Shweta took a deep breath. “I can’t believe I’m saying this, but I think Tess is right. Berenice was dead, and she’s probably not the only one. We need to do everything we can to stop the edit war and prevent these Comstockers from destroying the Machines.”

Morehshin nodded. “We need to follow this thread back to its beginning. It’s the only way to survive.”

Several other Daughters were nodding too.

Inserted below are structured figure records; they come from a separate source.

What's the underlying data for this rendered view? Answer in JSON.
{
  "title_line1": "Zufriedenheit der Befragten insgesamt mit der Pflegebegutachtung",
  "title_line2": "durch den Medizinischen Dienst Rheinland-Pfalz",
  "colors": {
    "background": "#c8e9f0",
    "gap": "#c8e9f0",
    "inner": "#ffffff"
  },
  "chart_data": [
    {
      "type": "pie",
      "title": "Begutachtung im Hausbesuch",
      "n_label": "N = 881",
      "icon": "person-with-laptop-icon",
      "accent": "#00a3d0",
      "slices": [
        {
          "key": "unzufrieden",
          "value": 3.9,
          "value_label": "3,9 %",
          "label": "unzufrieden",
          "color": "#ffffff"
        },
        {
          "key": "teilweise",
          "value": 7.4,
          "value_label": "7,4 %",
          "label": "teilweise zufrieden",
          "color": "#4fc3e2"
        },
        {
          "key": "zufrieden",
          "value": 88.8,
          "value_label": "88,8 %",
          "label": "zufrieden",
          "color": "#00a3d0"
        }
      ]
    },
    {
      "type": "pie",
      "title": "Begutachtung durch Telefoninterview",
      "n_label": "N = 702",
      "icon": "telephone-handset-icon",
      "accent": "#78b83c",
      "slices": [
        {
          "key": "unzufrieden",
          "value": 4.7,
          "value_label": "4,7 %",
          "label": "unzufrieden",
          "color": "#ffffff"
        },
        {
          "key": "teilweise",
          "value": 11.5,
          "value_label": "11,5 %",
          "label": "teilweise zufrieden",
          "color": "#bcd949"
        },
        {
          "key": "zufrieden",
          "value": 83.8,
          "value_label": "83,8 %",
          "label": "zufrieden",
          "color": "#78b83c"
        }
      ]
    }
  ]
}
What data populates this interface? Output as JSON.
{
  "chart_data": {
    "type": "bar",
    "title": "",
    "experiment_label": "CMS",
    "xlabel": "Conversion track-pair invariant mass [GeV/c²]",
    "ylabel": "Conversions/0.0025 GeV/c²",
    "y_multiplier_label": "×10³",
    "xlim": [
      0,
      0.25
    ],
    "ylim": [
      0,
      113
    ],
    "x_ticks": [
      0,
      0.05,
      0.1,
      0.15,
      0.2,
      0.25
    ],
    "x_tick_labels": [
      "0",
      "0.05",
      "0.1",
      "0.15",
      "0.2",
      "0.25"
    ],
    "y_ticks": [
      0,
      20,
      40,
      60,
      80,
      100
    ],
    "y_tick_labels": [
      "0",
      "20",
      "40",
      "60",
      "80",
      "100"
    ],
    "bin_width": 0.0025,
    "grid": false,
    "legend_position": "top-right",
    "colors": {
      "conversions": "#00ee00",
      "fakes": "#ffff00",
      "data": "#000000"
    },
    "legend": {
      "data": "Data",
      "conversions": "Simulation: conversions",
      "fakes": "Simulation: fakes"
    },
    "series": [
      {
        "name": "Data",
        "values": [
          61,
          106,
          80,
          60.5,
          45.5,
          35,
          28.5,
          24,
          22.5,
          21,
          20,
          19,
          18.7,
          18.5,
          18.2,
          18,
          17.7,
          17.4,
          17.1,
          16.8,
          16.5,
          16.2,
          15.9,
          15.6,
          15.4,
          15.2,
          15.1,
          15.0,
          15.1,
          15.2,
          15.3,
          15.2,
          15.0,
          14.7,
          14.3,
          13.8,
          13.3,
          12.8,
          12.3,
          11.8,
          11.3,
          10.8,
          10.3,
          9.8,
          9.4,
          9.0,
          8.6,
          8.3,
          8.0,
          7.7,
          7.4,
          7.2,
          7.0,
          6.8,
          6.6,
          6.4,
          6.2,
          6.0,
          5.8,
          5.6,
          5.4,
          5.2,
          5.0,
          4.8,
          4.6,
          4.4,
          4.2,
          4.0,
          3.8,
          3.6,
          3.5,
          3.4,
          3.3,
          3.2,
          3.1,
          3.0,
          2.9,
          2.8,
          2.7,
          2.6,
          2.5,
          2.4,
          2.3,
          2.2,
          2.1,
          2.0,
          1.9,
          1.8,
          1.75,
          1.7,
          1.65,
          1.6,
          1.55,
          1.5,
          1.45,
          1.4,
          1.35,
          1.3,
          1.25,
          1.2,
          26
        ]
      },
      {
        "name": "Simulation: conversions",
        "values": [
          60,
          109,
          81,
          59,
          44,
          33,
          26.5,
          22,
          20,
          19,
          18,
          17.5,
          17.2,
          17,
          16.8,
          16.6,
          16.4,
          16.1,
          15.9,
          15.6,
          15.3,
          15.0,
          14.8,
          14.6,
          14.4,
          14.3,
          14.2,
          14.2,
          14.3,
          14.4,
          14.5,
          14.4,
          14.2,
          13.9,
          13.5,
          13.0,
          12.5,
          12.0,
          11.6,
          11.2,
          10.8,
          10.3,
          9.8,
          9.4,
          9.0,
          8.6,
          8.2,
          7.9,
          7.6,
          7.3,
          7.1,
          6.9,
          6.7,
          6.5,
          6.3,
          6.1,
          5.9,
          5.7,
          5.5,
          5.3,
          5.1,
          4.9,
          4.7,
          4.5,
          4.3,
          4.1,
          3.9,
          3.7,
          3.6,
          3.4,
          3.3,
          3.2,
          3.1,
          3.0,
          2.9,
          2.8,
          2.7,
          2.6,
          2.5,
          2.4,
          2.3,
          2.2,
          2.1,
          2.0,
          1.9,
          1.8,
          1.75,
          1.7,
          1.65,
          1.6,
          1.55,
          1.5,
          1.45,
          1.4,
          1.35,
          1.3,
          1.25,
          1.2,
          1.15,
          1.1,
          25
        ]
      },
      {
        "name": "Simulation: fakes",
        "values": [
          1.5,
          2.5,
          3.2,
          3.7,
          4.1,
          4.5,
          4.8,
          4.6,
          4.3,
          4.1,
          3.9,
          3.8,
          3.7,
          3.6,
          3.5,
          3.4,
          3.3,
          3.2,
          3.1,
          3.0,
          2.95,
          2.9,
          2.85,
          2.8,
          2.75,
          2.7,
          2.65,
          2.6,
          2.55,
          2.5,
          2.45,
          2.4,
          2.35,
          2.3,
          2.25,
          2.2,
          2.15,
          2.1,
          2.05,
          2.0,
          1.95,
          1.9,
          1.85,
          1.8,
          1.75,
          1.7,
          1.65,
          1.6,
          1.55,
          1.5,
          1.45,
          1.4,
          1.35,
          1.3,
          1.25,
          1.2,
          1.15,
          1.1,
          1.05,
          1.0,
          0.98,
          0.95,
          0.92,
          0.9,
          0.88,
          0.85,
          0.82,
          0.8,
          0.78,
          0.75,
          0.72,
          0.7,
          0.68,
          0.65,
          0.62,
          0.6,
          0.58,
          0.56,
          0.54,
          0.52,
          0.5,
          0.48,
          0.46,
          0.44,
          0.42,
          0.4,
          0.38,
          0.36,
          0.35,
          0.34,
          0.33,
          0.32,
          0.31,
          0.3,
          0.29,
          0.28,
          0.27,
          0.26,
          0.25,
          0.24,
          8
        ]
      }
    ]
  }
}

We called a vote and it was unanimous. Morehshin would come with me to fight the Comstockers, without using violence. Whether we faced a strong divergence, a plot to destroy the Machines, or simply a melee in the edit war, we were on the same side. Unless Morehshin decided to go all Great Man assassin on me. I glanced at her, registering that her irises had no imperfections in them at all. It was as if she’d been engineered. I looked down at my hands, the knuckles slightly swollen, skin creased. Would I be able to stop her, if Morehshin decided murder was the only way? Then, guiltily, I wondered if I’d actually want to.

We arrived in Flin Flon two days later. I still had official permission to continue research on the Columbian Exposition, and I wrote Morehshin into the meager budget as a research assistant. After the usual flight delays, followed by scheduling difficulties at the Machine, we were in position. Rumor spread quickly that a traveler from the future would be demonstrating new functionality, and several off-duty techs showed up to watch. This was a lot more unusual than a traveler covered in cyanobacteria. Many people didn’t believe group travel would ever be possible. I braced myself for a disappointing plan B, where the wormhole didn’t open and I had to go through alone.

Around us, the tappers thrummed to life, four joining in to beat a light rhythm on the rock. Morehshin put her left arm around my waist and scratched the air overhead with her free hand. A black square materialized beneath her fingers, like she’d revealed a circuit breaker box hidden in the fabric of reality. Instead of switches and buttons, the square glowed with thin strands of rippling fluid. I could hear a few gasps in the room, and I realized that my own mouth was hanging open. Abruptly, Morehshin mashed her hand into the square, and her fingers took on a faint luminescence. I thought of all the rules I’d memorized in school about how the Machine worked. One of the best-known limits was that it never sent multiple contemporaries to the same place at the same time. Trying to send several people sequentially to the same time didn’t work either—it had been tried repeatedly, with occasionally disastrous results.

Morehshin’s arm tightened around me, the floor rushed with silty water, and the air exploded into wormhole nothingness. Then we stood, still touching, in a dark, smoky cabin. We’d made it back to 1893. Together.